The men converted their ship into an underground bubble of Earth-type surroundings. They could not lift off the surface, nor could they drive a communicating beam through hyperspace, but all else was salvageable. To make up for inefficiencies in the cycling system, they could even tap the planet's own water and air supply, within limits; provided, of course, they subtracted the ammonia.
They organized exploring parties since their suits were in excellent condition and it passed the time. The planet was harmless; no animal life; sparse plant life everywhere. Blue, always blue; ammoniated chlorophyll; ammoniated protein.

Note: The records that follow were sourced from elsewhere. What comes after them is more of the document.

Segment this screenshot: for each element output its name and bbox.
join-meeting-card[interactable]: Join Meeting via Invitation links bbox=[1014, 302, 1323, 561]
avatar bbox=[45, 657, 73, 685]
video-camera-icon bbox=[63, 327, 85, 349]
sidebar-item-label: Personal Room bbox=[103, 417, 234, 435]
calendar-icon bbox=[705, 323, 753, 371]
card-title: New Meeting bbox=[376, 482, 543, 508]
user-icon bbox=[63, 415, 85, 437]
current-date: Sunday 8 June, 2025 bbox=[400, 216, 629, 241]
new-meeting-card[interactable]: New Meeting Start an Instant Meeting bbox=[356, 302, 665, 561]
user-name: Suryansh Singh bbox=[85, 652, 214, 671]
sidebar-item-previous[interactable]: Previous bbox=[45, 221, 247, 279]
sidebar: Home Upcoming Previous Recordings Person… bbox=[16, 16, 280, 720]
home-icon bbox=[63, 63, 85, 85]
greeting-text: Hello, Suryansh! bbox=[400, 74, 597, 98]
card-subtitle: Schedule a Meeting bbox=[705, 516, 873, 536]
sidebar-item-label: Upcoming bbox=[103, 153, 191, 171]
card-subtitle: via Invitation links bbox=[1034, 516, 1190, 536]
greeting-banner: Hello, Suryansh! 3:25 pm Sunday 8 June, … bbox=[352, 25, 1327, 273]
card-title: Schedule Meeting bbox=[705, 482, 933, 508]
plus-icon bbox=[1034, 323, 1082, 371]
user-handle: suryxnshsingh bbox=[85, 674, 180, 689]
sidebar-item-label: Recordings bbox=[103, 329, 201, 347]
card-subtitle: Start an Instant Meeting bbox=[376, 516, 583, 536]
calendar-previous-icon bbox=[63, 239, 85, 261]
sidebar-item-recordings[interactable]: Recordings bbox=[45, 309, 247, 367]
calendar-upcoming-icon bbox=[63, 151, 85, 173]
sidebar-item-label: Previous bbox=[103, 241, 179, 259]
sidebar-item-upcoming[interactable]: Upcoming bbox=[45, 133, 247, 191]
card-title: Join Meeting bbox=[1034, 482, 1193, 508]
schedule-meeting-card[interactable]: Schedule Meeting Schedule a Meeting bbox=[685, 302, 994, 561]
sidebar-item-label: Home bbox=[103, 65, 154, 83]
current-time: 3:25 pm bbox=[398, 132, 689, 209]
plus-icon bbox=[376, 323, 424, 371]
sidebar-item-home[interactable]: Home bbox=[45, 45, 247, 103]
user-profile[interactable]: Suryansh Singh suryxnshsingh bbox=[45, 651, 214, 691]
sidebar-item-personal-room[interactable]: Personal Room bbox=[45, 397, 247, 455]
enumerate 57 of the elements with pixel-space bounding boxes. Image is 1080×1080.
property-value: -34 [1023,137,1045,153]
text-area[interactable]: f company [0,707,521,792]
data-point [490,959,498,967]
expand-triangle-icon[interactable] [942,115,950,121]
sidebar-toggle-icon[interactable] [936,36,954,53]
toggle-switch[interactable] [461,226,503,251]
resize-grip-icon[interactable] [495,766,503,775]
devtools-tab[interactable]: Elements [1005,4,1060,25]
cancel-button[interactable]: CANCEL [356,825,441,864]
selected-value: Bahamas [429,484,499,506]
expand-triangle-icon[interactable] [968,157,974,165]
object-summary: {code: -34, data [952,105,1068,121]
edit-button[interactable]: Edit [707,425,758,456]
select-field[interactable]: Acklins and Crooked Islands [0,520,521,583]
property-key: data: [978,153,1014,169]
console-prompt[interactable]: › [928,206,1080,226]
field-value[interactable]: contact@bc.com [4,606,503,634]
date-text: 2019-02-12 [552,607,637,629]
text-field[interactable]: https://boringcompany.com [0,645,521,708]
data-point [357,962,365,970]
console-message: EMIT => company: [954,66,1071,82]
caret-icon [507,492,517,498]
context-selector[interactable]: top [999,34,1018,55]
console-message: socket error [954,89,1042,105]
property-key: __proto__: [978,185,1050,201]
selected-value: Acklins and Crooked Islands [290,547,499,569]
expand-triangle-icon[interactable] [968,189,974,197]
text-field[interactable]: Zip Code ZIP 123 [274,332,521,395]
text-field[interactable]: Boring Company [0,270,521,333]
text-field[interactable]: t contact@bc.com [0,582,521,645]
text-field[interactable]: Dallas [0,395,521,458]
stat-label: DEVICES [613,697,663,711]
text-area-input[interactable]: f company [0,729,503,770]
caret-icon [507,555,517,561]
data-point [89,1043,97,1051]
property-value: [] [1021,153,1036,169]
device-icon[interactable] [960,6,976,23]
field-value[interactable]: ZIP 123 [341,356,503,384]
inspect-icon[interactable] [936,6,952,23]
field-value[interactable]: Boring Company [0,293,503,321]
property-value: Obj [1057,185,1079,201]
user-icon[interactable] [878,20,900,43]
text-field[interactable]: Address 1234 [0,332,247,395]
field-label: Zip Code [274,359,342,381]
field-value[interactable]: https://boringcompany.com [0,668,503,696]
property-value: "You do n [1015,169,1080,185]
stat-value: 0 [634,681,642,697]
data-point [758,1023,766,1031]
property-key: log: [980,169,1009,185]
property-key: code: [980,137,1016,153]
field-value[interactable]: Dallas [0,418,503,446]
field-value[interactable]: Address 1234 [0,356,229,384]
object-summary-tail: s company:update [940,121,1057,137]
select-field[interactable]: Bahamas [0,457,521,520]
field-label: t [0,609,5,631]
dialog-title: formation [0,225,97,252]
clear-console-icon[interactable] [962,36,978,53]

They set up laboratories, analyzed the plant components, studied microscopic sections, compiled vast volumes of findings. They tried growing native plants in ammonia-free atmosphere and failed. They made themselves into geologists and studied the planet's crust; astronomers, and studied the spectrum of the planet's sun.
Barrere would say sometimes, “Eventually, the Corps will reach this planet again and we'll leave a legacy of knowledge for them. It's a unique planet after all. There might not be another Earth-type with ammonia in all the Milky Way.”
“Great,” said Sandropoulos bitterly. “What luck for us.”
Sandropoulos worked out the thermodynamics of the situation. “ A metastable system,” he said. “The ammonia disappears steadily through geochemical oxidation that forms nitrogen; the plants utilize nitrogen and re-form ammonia, adapting themselves to the presence of ammonia. If the rate of plant formation of ammonia dropped two per cent, a declining spiral would set in. Plant life would wither, reducing the ammonia still further, and so on.”
“You mean if we killed enough plant life,” said Vlassov, “we could wipe out the ammonia.”
“If we had air sleds and wide-angle blasters, and a year to work in, we might,” said Sandropoulos, “but we haven't and there's a better way. If we could get our own plants going, the formation of oxygen through photosynthesis would increase the rate of ammonia oxidation. Even a small localized rise would lower the ammonia in the region, stimulate Earth-plant growth further and inhibit the native growth, drop the ammonia further, and so on.”
They became gardeners through all the growing season. That was, after all, routine for the Galactic Corps. Life on Earth-type planets was usually of the water/protein type, but variation was infinite and other-world food was rarely nourishing and even more rarely palatable. One had to try Earth plants of different sorts. It often happened (not always, but often) that some types of Earth plants would overrun and drown out the native flora. With the native flora held down, other Earth plants could take root.
Dozens of planets had been converted into new Earths in this fashion. In the process Earthly plants developed hundreds of hardy varieties that flourished under extreme conditions. -All the better with which to seed the next planet.
The ammonia would kill any Earth plant, but the seeds at the disposal of the Cruiser John were not true Earth plants but otherworld mutations of these plants. They fought hard but not well enough. Some varieties grew in a feeble, sickly manner and then died.